The winner of an ECMWF-organised Kaggle in Class competition on ‘Predicting the impact of air quality on mortality rates’, Matthias Gehrig from Germany, was announced on 5 May 2017. Matthias did a fantastic job tackling this challenge: after 60 submissions he scored a root-mean-square error of 0.29023 on the private leaderboard just 12 minutes before the competition’s deadline. After the competition he revealed that he used a simple Excel spreadsheet and public leaderboard feedback to model the mortality trend, which he then used as input to xgboost, along with other features derived from the input data provided. The xgboost library implements eXtreme Gradient Boosting, a scalable tree boosting algorithm widely used by data scientists and winners of other Kaggle machine learning competitions.
Wide range of strategies
Poor air quality is a significant public health issue.
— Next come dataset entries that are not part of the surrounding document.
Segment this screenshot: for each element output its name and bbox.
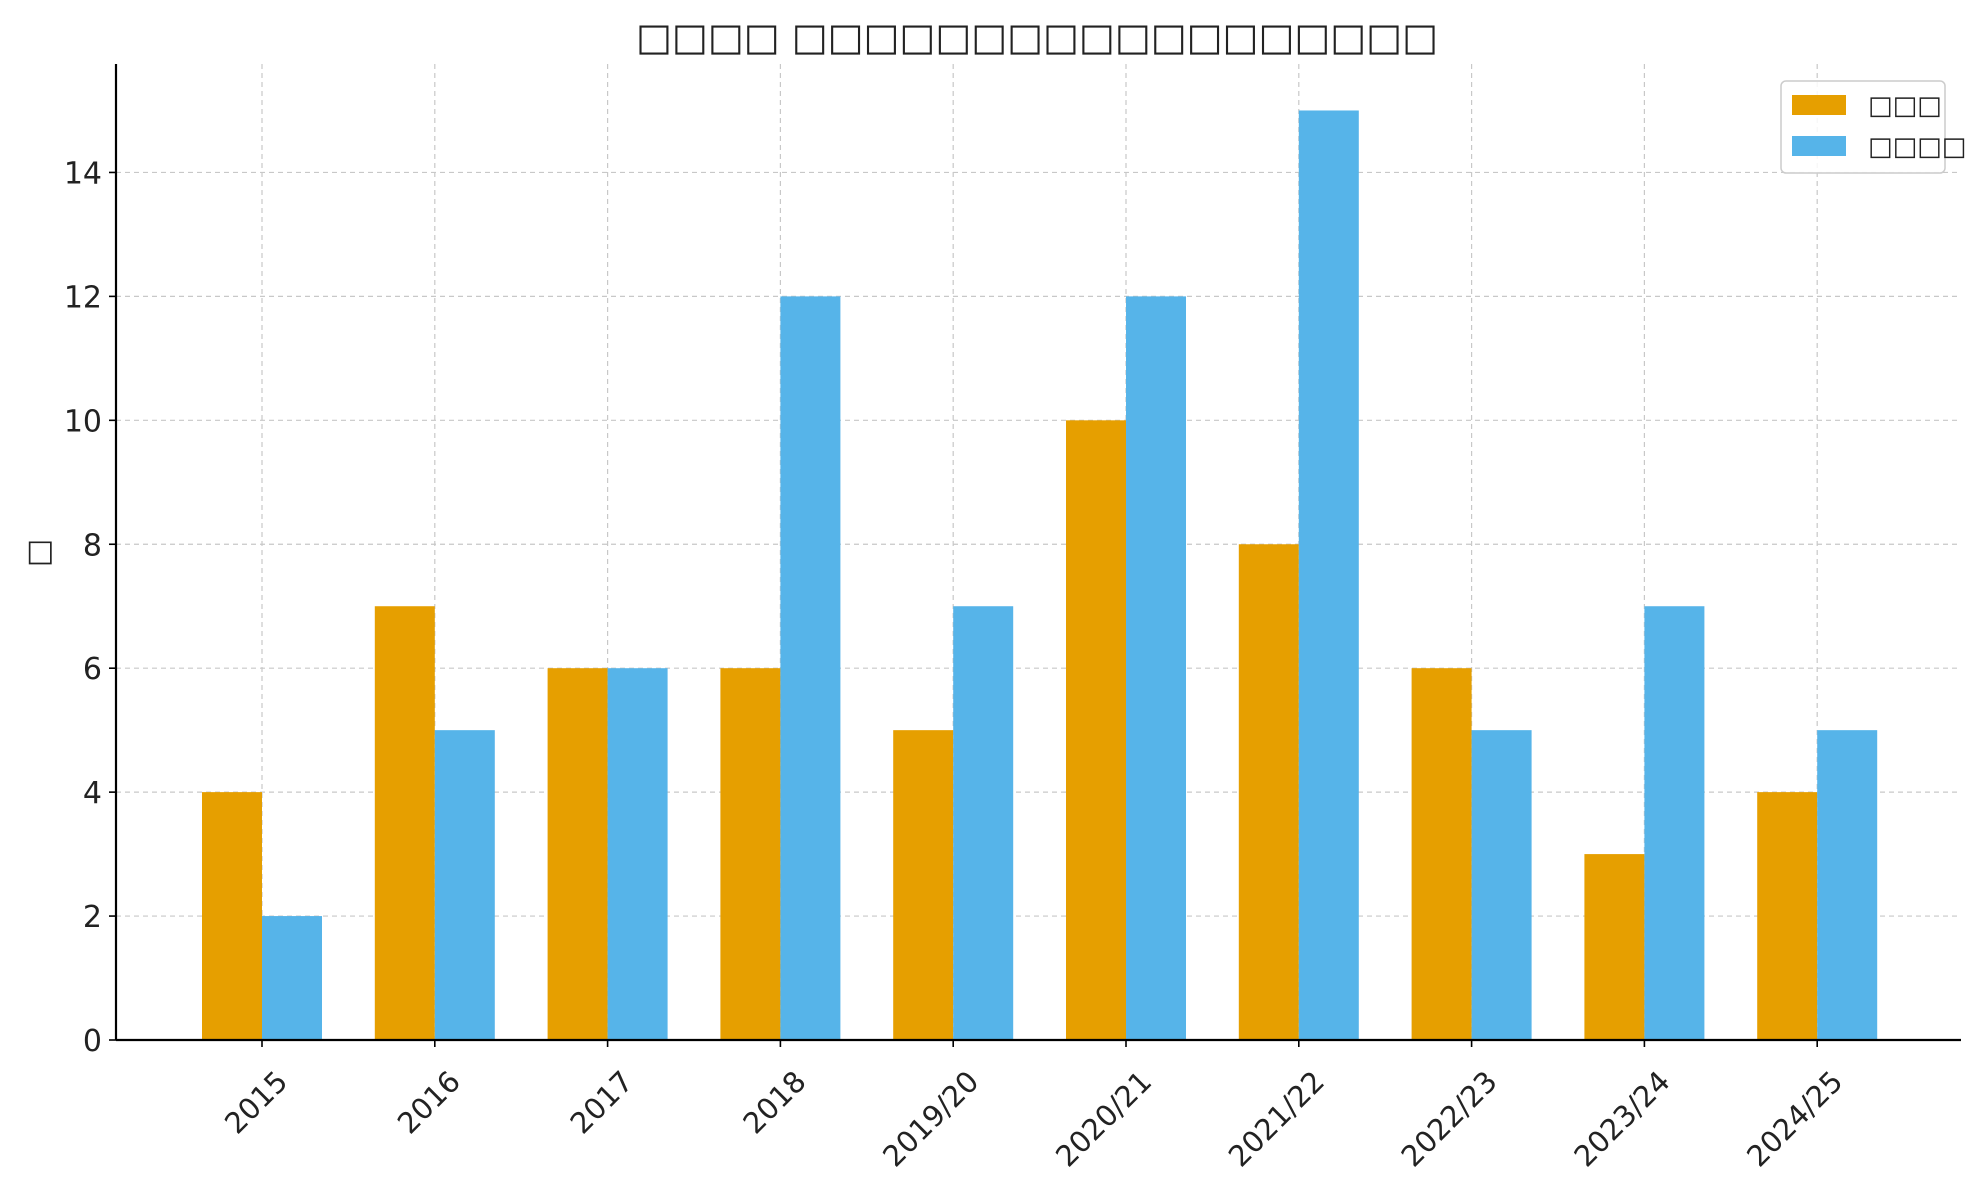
x-tick-label: 2017	[564, 1064, 640, 1140]
bar-series-2-2020/21	[1126, 296, 1186, 1040]
chart-title: □□□□ □□□□□□□□□□□□□□□□□□	[636, 15, 1438, 59]
bar-series-2-2019/20	[953, 606, 1014, 1040]
y-tick-label: 8	[83, 528, 102, 563]
x-tick-label: 2015	[218, 1064, 294, 1140]
legend-swatch-series-2	[1792, 136, 1846, 156]
bar-series-1-2021/22	[1238, 544, 1299, 1040]
y-tick-label: 12	[64, 280, 102, 315]
y-tick-label: 10	[64, 404, 102, 439]
legend-label-series-2: □□□□	[1868, 132, 1966, 162]
bar-series-2-2016	[434, 730, 495, 1040]
x-tick-label: 2016	[391, 1064, 467, 1140]
bar-series-1-2022/23	[1411, 668, 1472, 1040]
x-tick-label: 2023/24	[1567, 1064, 1676, 1173]
x-tick-label: 2018	[736, 1064, 812, 1140]
bar-series-2-2024/25	[1817, 730, 1878, 1040]
bar-series-1-2020/21	[1066, 420, 1126, 1040]
bar-series-2-2022/23	[1471, 730, 1532, 1040]
x-tick-label: 2019/20	[876, 1064, 985, 1173]
bar-series-1-2016	[374, 606, 435, 1040]
x-tick-label: 2021/22	[1222, 1064, 1331, 1173]
x-tick-label: 2024/25	[1740, 1064, 1849, 1173]
y-ticks: 0 2 4 6 8 10 12 14	[64, 156, 116, 1059]
x-ticks: 2015 2016 2017 2018 2019/20 2020/21 2021/22 202…	[218, 1040, 1849, 1173]
bar-series-1-2017	[547, 668, 608, 1040]
legend-label-series-1: □□□	[1868, 91, 1942, 121]
bar-series-1-2015	[202, 792, 262, 1040]
legend-swatch-series-1	[1792, 95, 1846, 115]
bar-series-1-2019/20	[893, 730, 954, 1040]
x-tick-label: 2022/23	[1395, 1064, 1504, 1173]
y-tick-label: 4	[83, 776, 102, 811]
bar-series-1-2018	[720, 668, 781, 1040]
y-tick-label: 2	[83, 900, 102, 935]
bars	[202, 110, 1878, 1040]
bar-series-2-2021/22	[1298, 110, 1359, 1040]
y-tick-label: 0	[83, 1024, 102, 1059]
axes	[114, 64, 1961, 1042]
bar-series-1-2023/24	[1584, 854, 1645, 1040]
bar-series-2-2017	[607, 668, 668, 1040]
bar-series-2-2015	[262, 916, 322, 1040]
x-tick-label: 2020/21	[1049, 1064, 1158, 1173]
y-tick-label: 6	[83, 652, 102, 687]
bar-series-1-2024/25	[1757, 792, 1818, 1040]
y-axis-title: □	[21, 539, 56, 567]
bar-series-2-2023/24	[1644, 606, 1705, 1040]
y-tick-label: 14	[64, 156, 102, 191]
bar-series-2-2018	[780, 296, 841, 1040]
legend: □□□ □□□□	[1780, 80, 1966, 174]
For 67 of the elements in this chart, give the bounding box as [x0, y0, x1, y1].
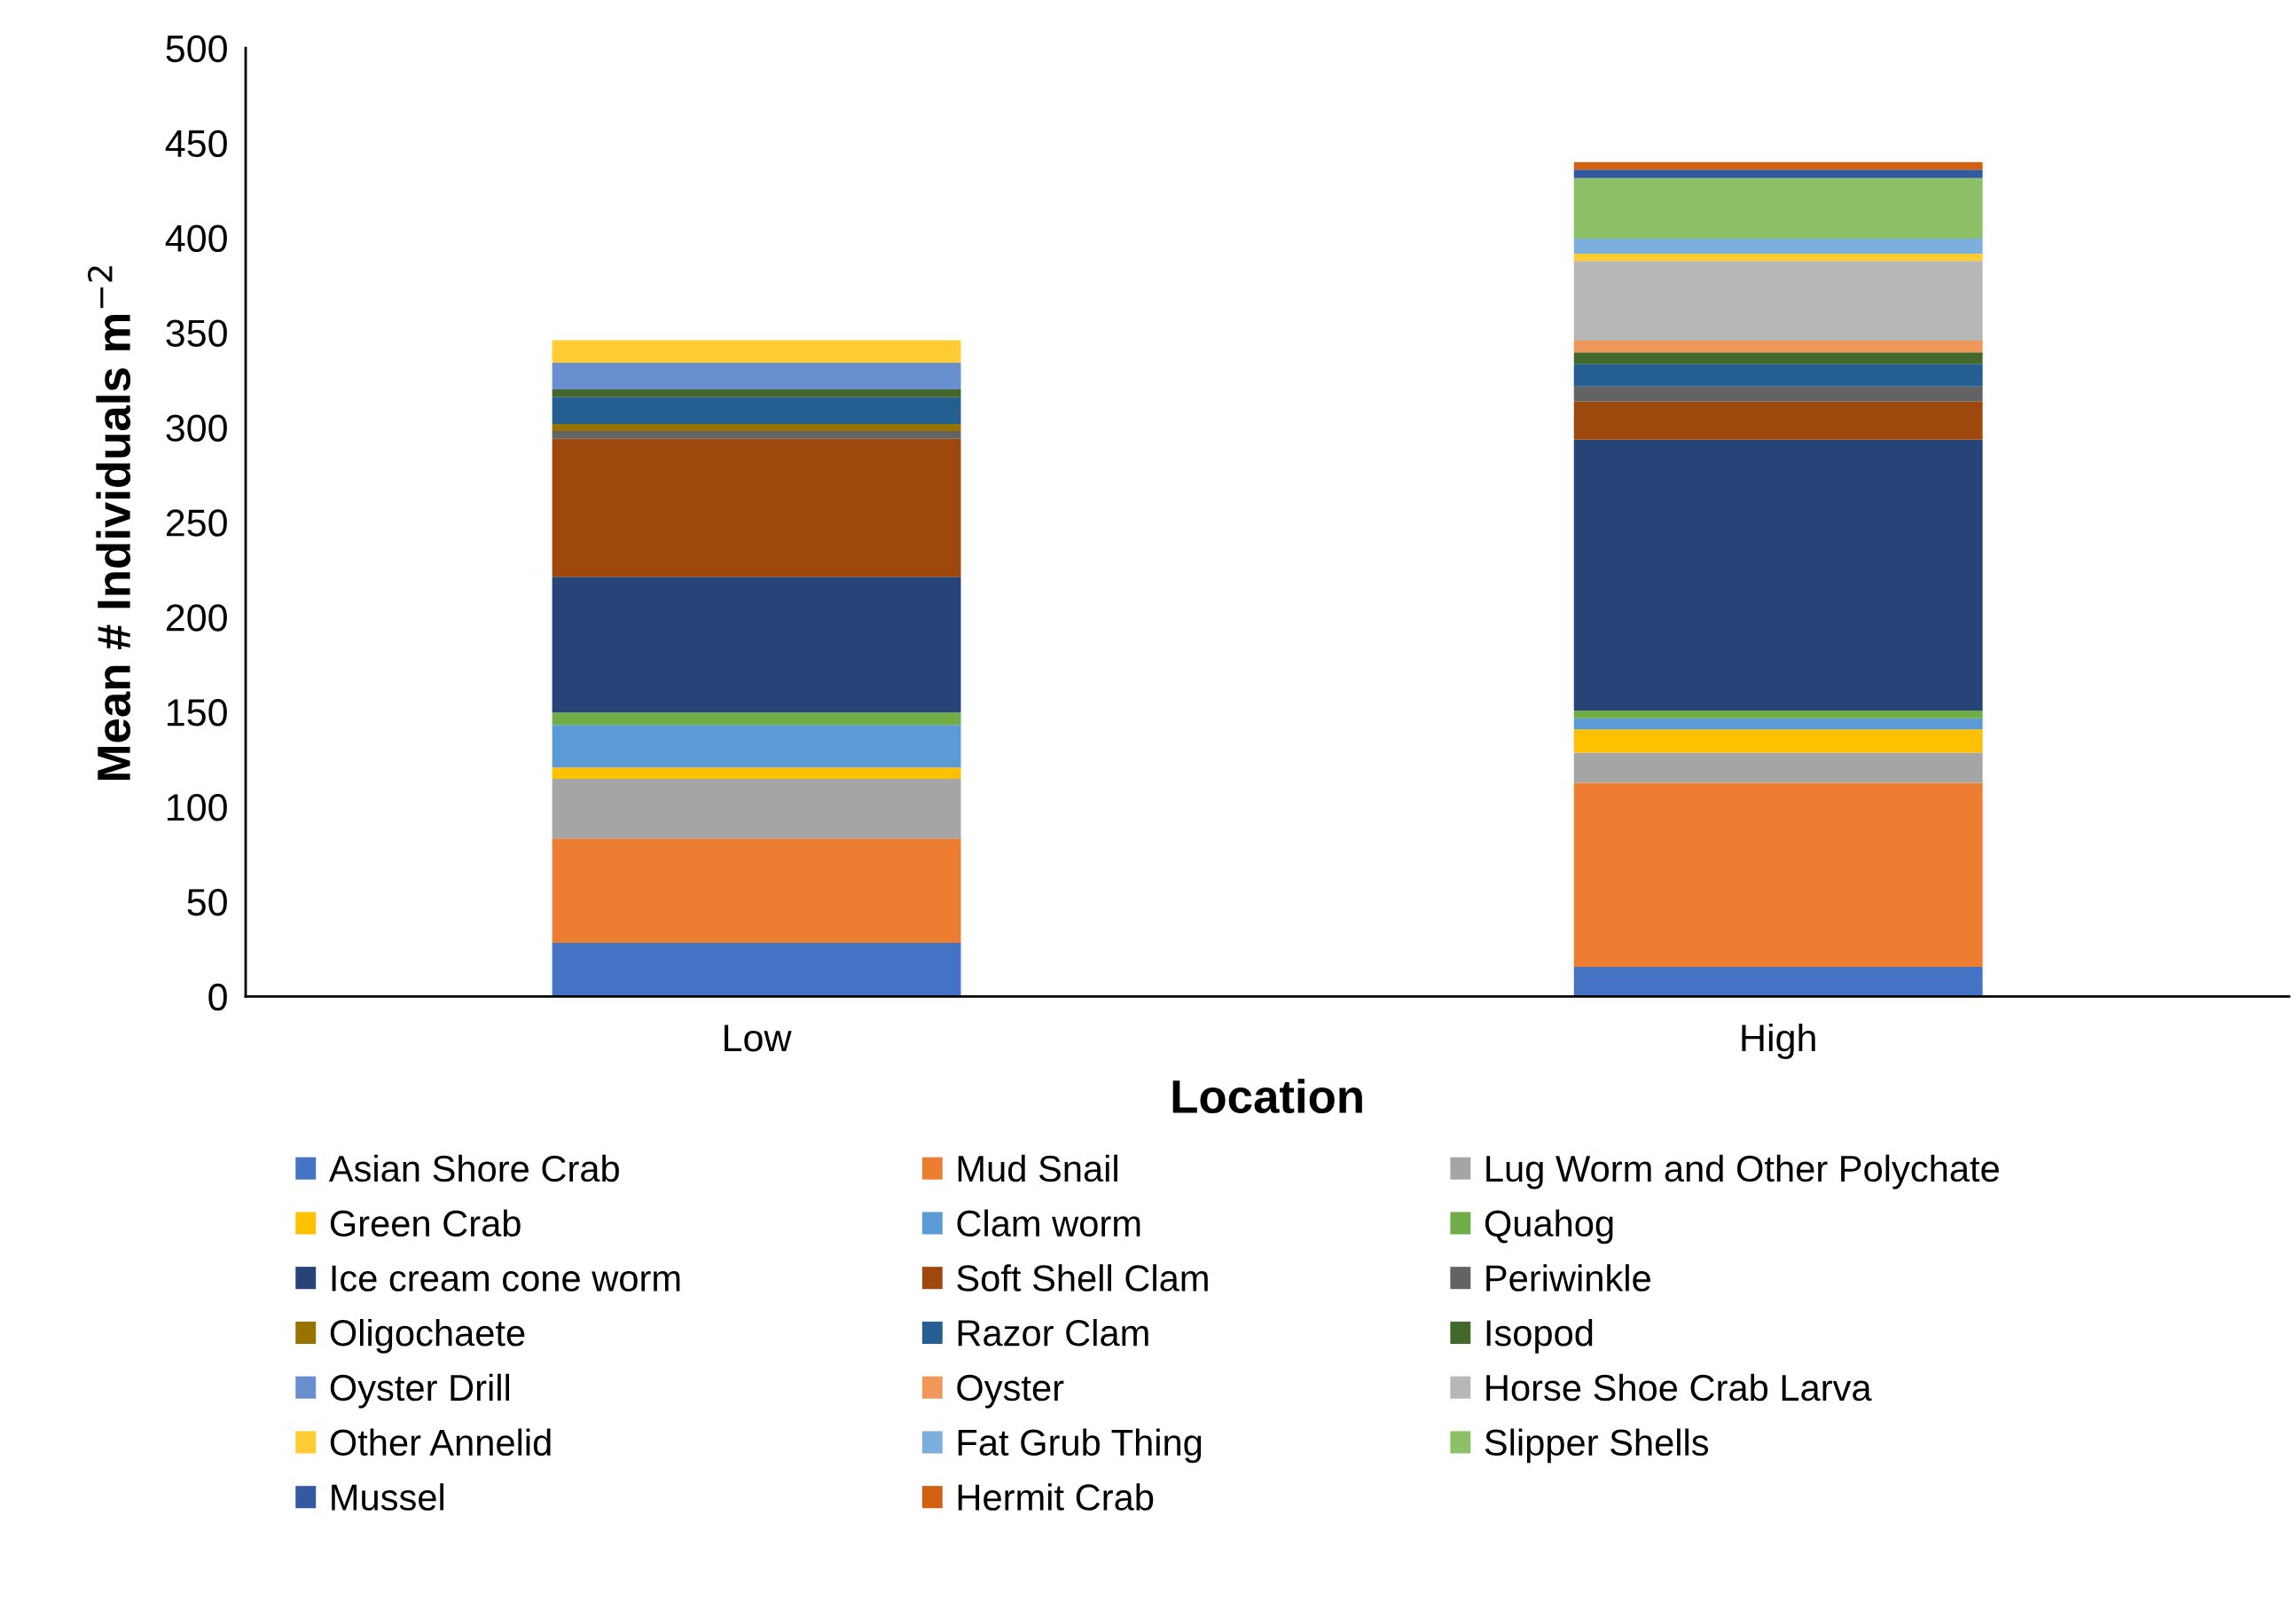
y-tick-label: 500	[166, 35, 227, 63]
bar	[552, 389, 961, 397]
bar	[1573, 386, 1983, 402]
legend-label: Periwinkle	[1486, 1264, 1650, 1292]
y-tick-label: 200	[166, 604, 227, 632]
bar	[1573, 177, 1983, 240]
y-tick-label: 250	[166, 509, 227, 537]
legend-label: Lug Worm and Other Polychate	[1486, 1154, 1999, 1190]
bar	[1573, 261, 1983, 341]
bar	[1573, 239, 1983, 254]
legend-label: Oyster Drill	[330, 1373, 510, 1409]
legend-label: Slipper Shells	[1485, 1428, 1709, 1464]
bar	[1573, 752, 1983, 783]
bar	[1573, 782, 1983, 967]
legend-label: Quahog	[1485, 1209, 1613, 1245]
bar	[552, 779, 961, 839]
bar	[1573, 352, 1983, 365]
legend-label: Oyster	[957, 1374, 1064, 1409]
y-tick-label: 100	[168, 794, 227, 821]
y-tick-label: 50	[187, 888, 227, 916]
y-tick-label: 300	[166, 414, 227, 442]
bar	[1573, 710, 1983, 719]
y-axis-title: Mean # Individuals m$^{−2}$	[87, 266, 131, 780]
legend-label: Ice cream cone worm	[332, 1265, 680, 1292]
y-tick-label: 450	[165, 130, 227, 158]
bar	[1573, 364, 1983, 387]
legend-label: Razor Clam	[958, 1318, 1148, 1347]
x-axis-title: Location	[1172, 1079, 1362, 1114]
bar	[552, 438, 961, 577]
bar	[552, 767, 961, 780]
bar	[552, 838, 961, 944]
legend-label: Clam worm	[957, 1209, 1140, 1237]
legend-label: Fat Grub Thing	[958, 1428, 1202, 1464]
bar	[1573, 729, 1983, 753]
legend-label: Asian Shore Crab	[328, 1154, 619, 1182]
bar	[552, 397, 961, 424]
legend-label: Green Crab	[330, 1209, 521, 1237]
bar	[552, 577, 961, 713]
legend-label: Horse Shoe Crab Larva	[1486, 1373, 1872, 1402]
legend-label: Isopod	[1486, 1318, 1593, 1354]
legend-label: Hermit Crab	[958, 1483, 1154, 1511]
bar	[1573, 439, 1983, 711]
bar	[552, 712, 961, 726]
bar	[552, 340, 961, 363]
bar	[552, 423, 961, 431]
y-tick-label: 350	[166, 319, 227, 347]
x-tick-label: Low	[725, 1025, 792, 1052]
bar	[552, 430, 961, 439]
y-tick-label: 150	[168, 699, 227, 726]
legend-label: Other Annelid	[330, 1428, 551, 1457]
x-tick-label: High	[1742, 1023, 1815, 1060]
bar	[1573, 253, 1983, 262]
bar	[552, 362, 961, 390]
legend-label: Soft Shell Clam	[957, 1264, 1208, 1292]
bar	[552, 943, 961, 997]
y-tick-label: 0	[208, 983, 227, 1011]
bar	[1573, 161, 1983, 170]
legend-label: Mud Snail	[958, 1154, 1117, 1182]
bar	[1573, 340, 1983, 353]
bar	[1573, 401, 1983, 440]
y-tick-label: 400	[165, 224, 227, 253]
bar	[1573, 966, 1983, 997]
legend-label: Oligochaete	[330, 1318, 525, 1354]
bar	[552, 725, 961, 768]
legend-label: Mussel	[332, 1483, 443, 1511]
bar	[1573, 169, 1983, 178]
bar	[1573, 718, 1983, 730]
According to a COMEAP (UK Committee on the Medical Effects of Air Pollutants) report, the burden of particulate air pollution in the UK in 2008 was estimated to be equivalent to “nearly 29,000 deaths at typical ages and an associated loss of population life of 340,000 life years”. The goal of the competition was to predict mortality rates due to cardiovascular and respiratory diseases and cancer for each English region using daily means of temperature and ozone (O3), nitrogen dioxide (NO2), PM10 (particulate matter with a diameter of less than or equal to 10 micrometres) and PM2.5 (2.5 micrometres or less) surface concentration. The competition attracted 51 data enthusiasts, from beginners to Kaggle Grandmasters, from several countries including China, India, Mexico, the United Kingdom, France, Germany and Poland. Some of them actively participated in the forum discussions highlighting the challenges the data posed. The modelling strategies adopted varied widely, even the choice of the most important predictors seemed to be very different across submissions. Some pointed out that environmental factors (such as pollution concentrations) were less influential than temporal trends. Many considered that handling missing values was the most challenging part of the competition. The competition’s organisers provided background information on the data and sample code. This helped first-time Kagglers (about 25% of the participants), who said that ‘it was easy to get started’. The example code was provided in two programming languages: Python and R. These were the two main tools used by the participants. Additional information and alternative modelling strategies were discussed in the forum, which was considered useful by the majority of participants.
Promoting data use
The Kaggle competition is one of several outreach activities to promote data from ECMWF and the EU’s Copernicus Earth observation programme. It was launched on the last day of the Open Data Week held at ECMWF earlier this year. Some of the public datasets provided by the ECMWF-run Copernicus Atmosphere Monitoring Service (CAMS regional reanalysis) were used to assemble predictors (temperature and pollutant concentrations) for training and testing competition data. The outcome variable was obtained from mortality and population counts for the English regions provided by the UK’s Office for National Statistics.
The competition was designed to reach out to a new audience: the exploding number of data scientists and data enthusiasts across the world. Introducing some of the ECMWF and Copernicus open datasets to a wider audience could help to unleash their potential and encourage their use in fields not directly related to weather and climate. At the same time, showcasing machine learning approaches, which are domain agnostic, provides a novel perspective and generated interest among ECMWF staff and the weather and climate community.
The design of a data science competition is, however, not straightforward. Kaggle provides an infrastructure for competitions at different levels of complexity. In the lower range there are Kaggle in Class competitions, in which both training and testing data can be in the public domain and there is no monetary prize. We opted for this category for two reasons: we only used open datasets and wanted to ensure the competition was beginner friendly. In the future, we plan to also run advanced competitions with monetary prizes. These generally draw more attention, especially by expert kagglers, but they can only be set up using private datasets for the outcome variable. Suggestions are welcome!